What came first in building Service Express’s demand gen machine?
The top priority was, first and foremost, getting a website that was optimized for form fills and lead conversion, which we did not have at the time. Second, it was getting a CRM that worked for us. We had a homegrown system at the time, and it was an electronic rolodex for our salespeople. If you truly want marketing and other teams to be on the field helping the sales team, you really need a system that integrates well with martech, other sales technologies and one where sales and marketing can mutually contribute to the buyer's journey.
How did you start to drive leads to the website?
Our primary competition is the original equipment manufacturers, the big guys, and there's very little awareness that there is a company like Service Express or a category of companies out there that do what we do. If you took North America and put all the third-party maintenance providers together, we would we would be less than 7 percent of the total addressable market. The first thing I wanted to do was work with the team to build valuable content that we could share and educate our buyers with. We didn't want to just spam them with e-mail, so we built content and then we leveraged our marketing automation system at that time to create a strong outbound marketing program that got the content out there.
What do your teams look like?
We had a top-of-funnel problem and knew if we invested a little bit in demand marketing, we could front-load the top of the funnel and help the sales team out since they were having a difficult time following up on the leads we gave them. They weren’t sure which ones were good or bad.
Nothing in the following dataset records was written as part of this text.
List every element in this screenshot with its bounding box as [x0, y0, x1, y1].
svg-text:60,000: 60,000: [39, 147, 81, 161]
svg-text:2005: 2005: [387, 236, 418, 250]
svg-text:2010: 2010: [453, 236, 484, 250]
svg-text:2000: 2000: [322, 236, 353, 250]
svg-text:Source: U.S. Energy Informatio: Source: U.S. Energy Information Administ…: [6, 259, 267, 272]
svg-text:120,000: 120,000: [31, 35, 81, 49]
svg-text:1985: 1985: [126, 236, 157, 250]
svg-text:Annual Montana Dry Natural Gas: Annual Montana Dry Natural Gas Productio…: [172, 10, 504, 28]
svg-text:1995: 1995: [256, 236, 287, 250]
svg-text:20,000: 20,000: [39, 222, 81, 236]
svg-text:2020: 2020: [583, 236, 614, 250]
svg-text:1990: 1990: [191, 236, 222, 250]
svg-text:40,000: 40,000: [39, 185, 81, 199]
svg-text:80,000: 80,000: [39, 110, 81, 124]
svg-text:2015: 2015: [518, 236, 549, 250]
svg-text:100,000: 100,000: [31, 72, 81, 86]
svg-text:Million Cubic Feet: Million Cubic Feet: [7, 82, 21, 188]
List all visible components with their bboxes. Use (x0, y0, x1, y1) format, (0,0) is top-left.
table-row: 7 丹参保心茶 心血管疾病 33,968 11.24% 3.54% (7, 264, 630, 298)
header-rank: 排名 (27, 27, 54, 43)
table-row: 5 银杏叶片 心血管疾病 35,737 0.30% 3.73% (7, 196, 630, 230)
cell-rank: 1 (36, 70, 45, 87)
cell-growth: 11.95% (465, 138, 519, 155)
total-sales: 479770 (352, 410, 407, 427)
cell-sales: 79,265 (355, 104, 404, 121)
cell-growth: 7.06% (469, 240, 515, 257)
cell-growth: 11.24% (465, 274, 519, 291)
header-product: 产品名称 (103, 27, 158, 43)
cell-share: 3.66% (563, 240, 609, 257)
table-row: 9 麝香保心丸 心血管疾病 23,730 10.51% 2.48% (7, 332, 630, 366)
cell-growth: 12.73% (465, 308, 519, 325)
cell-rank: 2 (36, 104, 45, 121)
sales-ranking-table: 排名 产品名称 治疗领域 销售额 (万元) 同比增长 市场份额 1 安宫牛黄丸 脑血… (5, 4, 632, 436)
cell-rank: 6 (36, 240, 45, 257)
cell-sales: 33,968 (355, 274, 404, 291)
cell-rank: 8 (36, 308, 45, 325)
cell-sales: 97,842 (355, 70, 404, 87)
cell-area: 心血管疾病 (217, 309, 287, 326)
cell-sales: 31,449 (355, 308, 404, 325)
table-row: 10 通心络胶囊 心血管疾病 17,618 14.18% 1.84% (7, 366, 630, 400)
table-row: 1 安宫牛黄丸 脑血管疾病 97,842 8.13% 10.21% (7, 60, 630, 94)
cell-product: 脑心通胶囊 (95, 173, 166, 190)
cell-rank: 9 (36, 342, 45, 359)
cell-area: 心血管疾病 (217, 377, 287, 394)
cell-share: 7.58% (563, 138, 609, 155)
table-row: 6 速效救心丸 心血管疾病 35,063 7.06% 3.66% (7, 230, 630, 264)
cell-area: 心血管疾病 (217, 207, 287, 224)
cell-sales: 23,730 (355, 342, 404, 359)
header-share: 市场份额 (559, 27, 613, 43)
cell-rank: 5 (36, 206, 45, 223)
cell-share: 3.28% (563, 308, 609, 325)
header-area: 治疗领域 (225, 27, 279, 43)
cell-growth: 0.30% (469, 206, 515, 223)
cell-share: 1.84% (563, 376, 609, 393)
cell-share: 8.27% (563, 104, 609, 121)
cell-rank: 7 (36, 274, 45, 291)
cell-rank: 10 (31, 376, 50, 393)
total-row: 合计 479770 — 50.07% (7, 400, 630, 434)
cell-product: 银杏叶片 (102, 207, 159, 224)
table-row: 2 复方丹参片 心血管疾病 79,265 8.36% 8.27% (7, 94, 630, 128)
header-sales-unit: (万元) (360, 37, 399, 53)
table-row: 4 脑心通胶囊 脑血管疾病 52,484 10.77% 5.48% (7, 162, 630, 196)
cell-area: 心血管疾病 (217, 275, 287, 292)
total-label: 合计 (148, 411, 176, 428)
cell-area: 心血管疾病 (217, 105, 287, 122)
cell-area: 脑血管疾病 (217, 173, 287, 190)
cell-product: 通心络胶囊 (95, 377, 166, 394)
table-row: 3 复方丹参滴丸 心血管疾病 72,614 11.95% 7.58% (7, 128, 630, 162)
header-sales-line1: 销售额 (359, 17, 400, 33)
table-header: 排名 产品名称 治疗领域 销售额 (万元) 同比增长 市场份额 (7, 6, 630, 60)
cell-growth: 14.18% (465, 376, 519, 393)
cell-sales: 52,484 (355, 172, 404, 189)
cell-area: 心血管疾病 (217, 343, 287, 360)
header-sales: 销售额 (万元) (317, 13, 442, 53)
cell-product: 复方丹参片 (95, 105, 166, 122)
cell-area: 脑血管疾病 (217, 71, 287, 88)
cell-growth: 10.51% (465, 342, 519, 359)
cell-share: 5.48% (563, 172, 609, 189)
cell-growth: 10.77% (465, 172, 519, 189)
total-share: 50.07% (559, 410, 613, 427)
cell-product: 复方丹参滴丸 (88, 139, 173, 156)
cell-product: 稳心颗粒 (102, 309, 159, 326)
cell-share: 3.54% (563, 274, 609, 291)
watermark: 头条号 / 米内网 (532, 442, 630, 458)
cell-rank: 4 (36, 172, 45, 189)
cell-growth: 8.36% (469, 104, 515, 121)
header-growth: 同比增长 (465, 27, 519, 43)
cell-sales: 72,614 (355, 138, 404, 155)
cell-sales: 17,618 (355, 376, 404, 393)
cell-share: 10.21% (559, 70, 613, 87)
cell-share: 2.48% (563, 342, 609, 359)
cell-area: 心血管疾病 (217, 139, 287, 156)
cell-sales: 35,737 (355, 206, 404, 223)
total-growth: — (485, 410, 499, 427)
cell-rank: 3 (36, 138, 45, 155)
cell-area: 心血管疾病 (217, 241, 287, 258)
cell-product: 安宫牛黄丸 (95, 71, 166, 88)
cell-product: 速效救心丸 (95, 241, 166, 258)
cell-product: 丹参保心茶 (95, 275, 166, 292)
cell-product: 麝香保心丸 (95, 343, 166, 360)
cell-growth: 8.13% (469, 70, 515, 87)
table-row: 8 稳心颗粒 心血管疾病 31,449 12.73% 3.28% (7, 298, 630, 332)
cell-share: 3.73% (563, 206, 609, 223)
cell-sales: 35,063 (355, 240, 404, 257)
After learning that our prospects are 800 percent more likely to pick up the phone if we call them within five minutes of the lead coming through, we created a sales development team to field those inbound leads and a revenue operations team, which is sales ops and marketing ops rolled into one.
How do you manage your tech stack?
We have a very robust technology stack. CMOs are spending more money on technology than anyone else in the organization but, too often, marketing teams are responsible for the deployment, implementation and integration of those systems when they shouldn’t be. So, we have a dedicated rev ops team that is, as I like to call it, Switzerland. When sales and marketing are fighting in a healthy way about the quality of leads or a process, the revenue operations team objectively looks at the systems and the data. They have a dotted line of responsibility to me and to our chief revenue officer.
How do you choose your technology?
One of the most important functions of our rev ops team is the idea of this solutions architect. We try it before we buy it. Once we articulate the need that we have, they are responsible for going out and finding the best solution for sales and marketing. We've got a robust tech stack of probably 20 or so technologies—sales enablement tools, cadence software, pipeline management and deal management tools. Technology is only as good as the quality of data that you are using behind it, so our revenue operations team also focuses on qualifying that data so that our sales development, sales teams and marketing teams don't have to.
What are some of your key metrics?
When we started, the metric for success for us was number of meetings scheduled. How you measure people is how they're going to drive performance and fill their days. That was a great place for us to start but we had to move the ball because we found that we had great people who ended up scheduling lots of meetings with unqualified people. We had to start looking at how much qualified pipeline those meetings were driving to the sales team instead.
There are two different ways we use numbers. There's the way we look at numbers to drive our business and to execute on strategy, and then there's the way we use numbers to report up to investors and the executive team. A lead from one channel is going to be very different than a lead from another channel, so we have to simplify it for our audience and understand and recognize that we have multiple audiences that we're speaking to.
How to you simplify messaging for investors?
At the end of the day, I want to be able to articulate to my investors that, if they give me $1, how many dollars in pipeline am I going to be able to give back to them. How many dollars in monthly recurring revenue am I going to be able to give back to them? We know our lifetime value, we know how long we keep customers, and we're able to understand how we can say to investors, if you give me a dollar, I'll give you this back in pipeline.
How did you get marketing to contribute 70 percent new logo pipeline?
I attribute all of that to the alignment we have with demand marketing, the follow-up we get with sales development and the checks and balances we have with our field sales and inside sales teams. Every single prospect or customer in our CRM has a systematic way that they progress. No one can progress through and get lost in a black hole and that's so important because, in a silo, marketing hands off to sales and somebody gets lost in that funnel. Our rev ops team ensures that every account, every prospect, has an owner. It starts in marketing, goes through sales development, goes through to our sales team. Sometimes we win them, sometimes we recycle them and send them back to somebody else, but there is always an owner and a next step in that sales funnel.